CVN screenshot of defense attorney Thomas Goutman delivering his opening statement
Seattle, WA - A Washington state court jury heard opening statements Wednesday on behalf of three teachers who claim they developed brain damage due to exposure to toxic chemicals manufactured by Bayer-owned Monsanto, that were present in the light fixtures and caulking of a local school.
Plaintiffs Kerry Erickson, Joyce Marquardt, and Michelle Leahy all worked at the Sky Valley Educational Center, in a decades-old facility, where they claim to have suffered serious neurological injuries from prolonged exposure to polychlorinated biphenyls, commonly known as PCBs, from 2011 to 2015.
Before being banned in the 1970’s, PCBs were used for a wide range of industrial purposes, from fire insulation to food packaging, and also in older fluorescent lights and building caulk.
Agrochemical giant Monsanto was the sole US manufacturer of PCB’s, which the Environmental Protection Agency now considers dangerous toxic carcinogens.
Monsanto denies the allegations, claiming the level of PCB exposure at the school was low and that plaintiffs' alleged injuries could be the result of other safety issues at the 70-year-old facility, like mold.
The case is one of the first major in-person toxic tort trials to take place since courts began calling in juries again after the pandemic shutdown.

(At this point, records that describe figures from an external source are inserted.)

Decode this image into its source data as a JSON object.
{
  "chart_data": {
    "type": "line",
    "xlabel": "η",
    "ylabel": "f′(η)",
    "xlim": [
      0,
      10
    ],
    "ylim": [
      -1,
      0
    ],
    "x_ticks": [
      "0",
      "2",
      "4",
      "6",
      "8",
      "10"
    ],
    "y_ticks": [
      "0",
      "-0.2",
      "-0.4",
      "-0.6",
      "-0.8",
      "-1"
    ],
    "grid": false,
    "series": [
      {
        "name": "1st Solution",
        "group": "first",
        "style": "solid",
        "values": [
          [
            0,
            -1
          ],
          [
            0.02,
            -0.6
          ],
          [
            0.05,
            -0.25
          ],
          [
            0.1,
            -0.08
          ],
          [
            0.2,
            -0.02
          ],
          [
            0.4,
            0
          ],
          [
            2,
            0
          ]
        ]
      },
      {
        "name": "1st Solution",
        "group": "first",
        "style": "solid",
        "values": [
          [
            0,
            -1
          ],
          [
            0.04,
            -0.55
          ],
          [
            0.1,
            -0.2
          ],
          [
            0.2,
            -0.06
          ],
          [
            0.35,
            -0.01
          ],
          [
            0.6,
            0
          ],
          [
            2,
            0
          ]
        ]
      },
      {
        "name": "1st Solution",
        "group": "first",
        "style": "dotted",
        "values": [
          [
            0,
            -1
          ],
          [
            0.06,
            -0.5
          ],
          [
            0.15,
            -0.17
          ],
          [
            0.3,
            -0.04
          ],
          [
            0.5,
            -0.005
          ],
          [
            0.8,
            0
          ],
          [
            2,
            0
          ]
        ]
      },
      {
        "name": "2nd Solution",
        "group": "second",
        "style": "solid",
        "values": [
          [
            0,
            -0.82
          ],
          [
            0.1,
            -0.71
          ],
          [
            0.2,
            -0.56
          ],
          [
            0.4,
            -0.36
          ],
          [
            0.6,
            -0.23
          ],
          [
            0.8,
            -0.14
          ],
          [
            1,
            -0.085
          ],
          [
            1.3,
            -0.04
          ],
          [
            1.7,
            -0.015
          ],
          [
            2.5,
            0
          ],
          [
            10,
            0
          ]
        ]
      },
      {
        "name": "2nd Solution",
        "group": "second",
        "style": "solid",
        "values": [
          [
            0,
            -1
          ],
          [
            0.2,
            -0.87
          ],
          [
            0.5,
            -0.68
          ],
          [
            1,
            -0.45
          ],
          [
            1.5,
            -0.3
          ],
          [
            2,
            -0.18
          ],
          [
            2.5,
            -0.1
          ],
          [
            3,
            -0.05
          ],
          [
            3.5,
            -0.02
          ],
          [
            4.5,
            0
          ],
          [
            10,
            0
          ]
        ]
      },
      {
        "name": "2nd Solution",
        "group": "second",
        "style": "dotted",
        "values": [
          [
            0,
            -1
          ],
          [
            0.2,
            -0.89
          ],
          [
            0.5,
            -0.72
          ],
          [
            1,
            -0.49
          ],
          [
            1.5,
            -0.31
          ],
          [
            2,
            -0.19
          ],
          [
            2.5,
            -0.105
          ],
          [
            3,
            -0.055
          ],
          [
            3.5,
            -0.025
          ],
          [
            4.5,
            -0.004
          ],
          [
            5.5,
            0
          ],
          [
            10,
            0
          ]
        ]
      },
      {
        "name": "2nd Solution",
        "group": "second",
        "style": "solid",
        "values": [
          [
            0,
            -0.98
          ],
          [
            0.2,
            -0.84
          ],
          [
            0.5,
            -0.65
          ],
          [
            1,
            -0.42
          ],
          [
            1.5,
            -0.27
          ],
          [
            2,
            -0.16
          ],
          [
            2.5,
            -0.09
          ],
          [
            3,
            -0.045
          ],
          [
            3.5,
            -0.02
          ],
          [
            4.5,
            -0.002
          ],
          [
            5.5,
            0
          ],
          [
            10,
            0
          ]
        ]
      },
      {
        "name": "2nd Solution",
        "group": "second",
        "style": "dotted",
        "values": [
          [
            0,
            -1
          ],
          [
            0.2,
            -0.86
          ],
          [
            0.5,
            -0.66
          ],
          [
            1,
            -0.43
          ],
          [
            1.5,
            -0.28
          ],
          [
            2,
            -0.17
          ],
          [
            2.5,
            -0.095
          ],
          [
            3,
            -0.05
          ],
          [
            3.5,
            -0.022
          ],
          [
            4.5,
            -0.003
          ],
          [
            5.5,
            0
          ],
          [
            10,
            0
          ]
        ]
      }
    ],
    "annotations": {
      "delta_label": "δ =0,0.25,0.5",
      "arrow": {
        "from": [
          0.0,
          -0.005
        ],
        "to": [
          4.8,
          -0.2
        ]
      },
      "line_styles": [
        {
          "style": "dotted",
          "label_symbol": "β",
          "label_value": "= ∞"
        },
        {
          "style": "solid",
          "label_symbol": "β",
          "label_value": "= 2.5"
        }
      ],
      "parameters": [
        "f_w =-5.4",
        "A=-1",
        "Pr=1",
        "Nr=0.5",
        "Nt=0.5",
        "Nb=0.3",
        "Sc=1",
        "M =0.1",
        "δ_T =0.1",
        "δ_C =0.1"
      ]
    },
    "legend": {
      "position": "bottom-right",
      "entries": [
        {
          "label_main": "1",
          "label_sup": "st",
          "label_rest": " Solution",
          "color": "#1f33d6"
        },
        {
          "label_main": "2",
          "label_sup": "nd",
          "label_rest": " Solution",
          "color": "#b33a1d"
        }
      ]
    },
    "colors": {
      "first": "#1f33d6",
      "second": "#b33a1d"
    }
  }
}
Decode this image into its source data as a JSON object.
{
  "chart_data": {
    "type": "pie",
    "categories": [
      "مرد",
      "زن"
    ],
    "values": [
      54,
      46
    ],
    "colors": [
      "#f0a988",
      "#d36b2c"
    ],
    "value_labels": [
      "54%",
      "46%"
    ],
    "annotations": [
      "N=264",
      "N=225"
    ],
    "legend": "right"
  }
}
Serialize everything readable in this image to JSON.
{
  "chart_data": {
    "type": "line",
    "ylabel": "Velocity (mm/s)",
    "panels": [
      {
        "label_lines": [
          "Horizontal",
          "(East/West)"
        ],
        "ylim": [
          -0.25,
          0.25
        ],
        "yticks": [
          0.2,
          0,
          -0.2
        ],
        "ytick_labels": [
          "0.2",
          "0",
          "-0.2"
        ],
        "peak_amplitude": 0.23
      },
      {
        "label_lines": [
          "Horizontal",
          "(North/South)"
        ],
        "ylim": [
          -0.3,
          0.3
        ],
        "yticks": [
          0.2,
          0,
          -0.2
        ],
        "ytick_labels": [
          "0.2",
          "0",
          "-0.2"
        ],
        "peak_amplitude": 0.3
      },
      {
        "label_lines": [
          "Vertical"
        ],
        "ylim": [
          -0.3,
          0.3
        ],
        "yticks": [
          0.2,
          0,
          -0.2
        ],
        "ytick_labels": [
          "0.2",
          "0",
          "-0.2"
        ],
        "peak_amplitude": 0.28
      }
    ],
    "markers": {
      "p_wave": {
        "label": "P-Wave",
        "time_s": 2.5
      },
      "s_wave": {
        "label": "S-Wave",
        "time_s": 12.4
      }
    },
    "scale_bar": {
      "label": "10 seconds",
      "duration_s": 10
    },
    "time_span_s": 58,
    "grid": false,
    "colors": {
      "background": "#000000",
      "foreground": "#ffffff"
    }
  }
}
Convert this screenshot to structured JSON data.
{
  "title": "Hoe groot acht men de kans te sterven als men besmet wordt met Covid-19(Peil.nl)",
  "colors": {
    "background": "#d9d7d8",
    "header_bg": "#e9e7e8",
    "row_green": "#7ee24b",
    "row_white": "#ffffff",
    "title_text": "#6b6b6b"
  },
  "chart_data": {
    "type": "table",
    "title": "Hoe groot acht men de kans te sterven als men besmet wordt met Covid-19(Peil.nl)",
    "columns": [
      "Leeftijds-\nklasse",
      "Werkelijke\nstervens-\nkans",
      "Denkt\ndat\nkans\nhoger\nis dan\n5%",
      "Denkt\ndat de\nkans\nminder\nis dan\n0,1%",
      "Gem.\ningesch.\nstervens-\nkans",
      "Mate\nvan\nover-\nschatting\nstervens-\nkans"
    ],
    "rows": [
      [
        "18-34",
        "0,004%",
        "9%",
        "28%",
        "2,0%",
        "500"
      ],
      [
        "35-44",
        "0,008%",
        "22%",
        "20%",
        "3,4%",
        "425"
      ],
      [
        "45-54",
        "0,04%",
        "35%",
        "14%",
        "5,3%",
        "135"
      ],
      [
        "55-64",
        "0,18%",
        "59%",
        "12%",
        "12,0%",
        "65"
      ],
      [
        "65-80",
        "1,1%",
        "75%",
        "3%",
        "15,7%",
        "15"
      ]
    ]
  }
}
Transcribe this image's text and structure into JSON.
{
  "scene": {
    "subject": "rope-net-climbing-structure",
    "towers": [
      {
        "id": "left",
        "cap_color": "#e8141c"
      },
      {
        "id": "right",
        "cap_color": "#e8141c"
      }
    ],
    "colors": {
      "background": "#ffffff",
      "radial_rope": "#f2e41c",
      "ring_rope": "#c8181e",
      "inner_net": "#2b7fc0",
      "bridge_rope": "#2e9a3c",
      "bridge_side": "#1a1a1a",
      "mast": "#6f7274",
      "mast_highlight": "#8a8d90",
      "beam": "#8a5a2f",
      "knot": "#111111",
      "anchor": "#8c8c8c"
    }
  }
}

Attorneys delivered their opening statements in the cavernous hall of a convention center normally used for events like auctions and trade shows that has been repurposed to accommodate large-scale, in-person trials.
Attorney Rick Friedman of Friedman Rubin, representing the plaintiffs, did not tell jurors a specific dollar amount he would seek at the conclusion of the trial (expected to last six weeks), but he did indicate he planned to ask for punitive damages in addition to direct compensation for the three teachers.
“At the end of the trial we’re going to ask for a verdict that compensates these teachers of course, but more importantly that punishes or deters Monsanto and other chemical companies from creating this kind of mess and then walking away from it,” Friedman told the jury during his opening statement.
Friedman gave jurors a preview of evidence that he said would show Monsanto knew PCBs posed a health risk to the public but withheld that information and chose to continue manufacturing and selling the long-lasting chemical compounds.
“You’re going to see the actual contemporaneous documents generated by Monsanto as it did the various things we’re talking about,” Friedman said. “Then you’re going to hear the testimony of Monsanto’s witnesses as they try to explain away what’s in those documents.”
Friedman told jurors the teachers independently went to their primary care doctors after developing troubling neurological symptoms, and that blood testing only revealed PCBs in their systems after doctors couldn’t explain their worsening conditions.
Friedman described the “bone-crushing fatigue” the women suffer, in addition to the supposed serious cognitive effects of the exposure, which allegedly made even simple mental tasks like remembering students’ names difficult for the teachers.
“Everything they took for granted that they could do with ease and efficiency is now a struggle,” Friedman said.
Representing Monsanto, defense attorney Thomas Goutman of Shook Hardy & Bacon conceded that PCBs were present in the school, but argued the chemicals were not a substantial factor in causing the three teachers’ health problems.
Goutman told the jury the levels of PCBs detected in the teachers’ blood tests were lower than what is typically found in the United States population, and that no students or teachers from the Sky Valley facility showed any unusual levels of PCB exposure in their blood work.
“What does that tell you about their theory that school has really high levels of PCBs,” Goutman asked.
Goutman also argued that the types of PCBs found in the teachers blood did not match the specific type of PCBs used in the school’s fluorescent lights.
Goutman acknowledged that the three teachers had health problems, but he argued they were due to the dilapidated condition of the aging school, which he told jurors the women had described in previous depositions as “filthy” and “old and run-down” and “the grossest, most disgusting building.”
He argued the school had an extensive black mold problem, and that exposure to mold and dust was a more likely explanation for the teachers’ illness. He said the treating physicians for all three women diagnosed them with allergies to mold.
Goutman said that the teachers' medical records would also show many of the ailments they link to PCB exposure resulted from pre-existing conditions.
“Many of the conditions the teachers claim is caused by PCBs they were in fact treated for before they started at SVC (Sky Valley),” Goutman said.
Both sides told jurors they would rely extensively on expert witness testimony in the coming weeks, with regards to both the alleged health risks from PCB exposure and also the teachers’ individual medical conditions.
CVN will remain present for the full trial, including all expert witness testimony, with access to the gavel-to-gavel proceedings available live in real-time and also on-demand.
The case is captioned Kerry L. Erickson, et al. v. Monsanto Company, et al., case number 18-2-11915-4 in the Superior Court for the State of Washington in King County.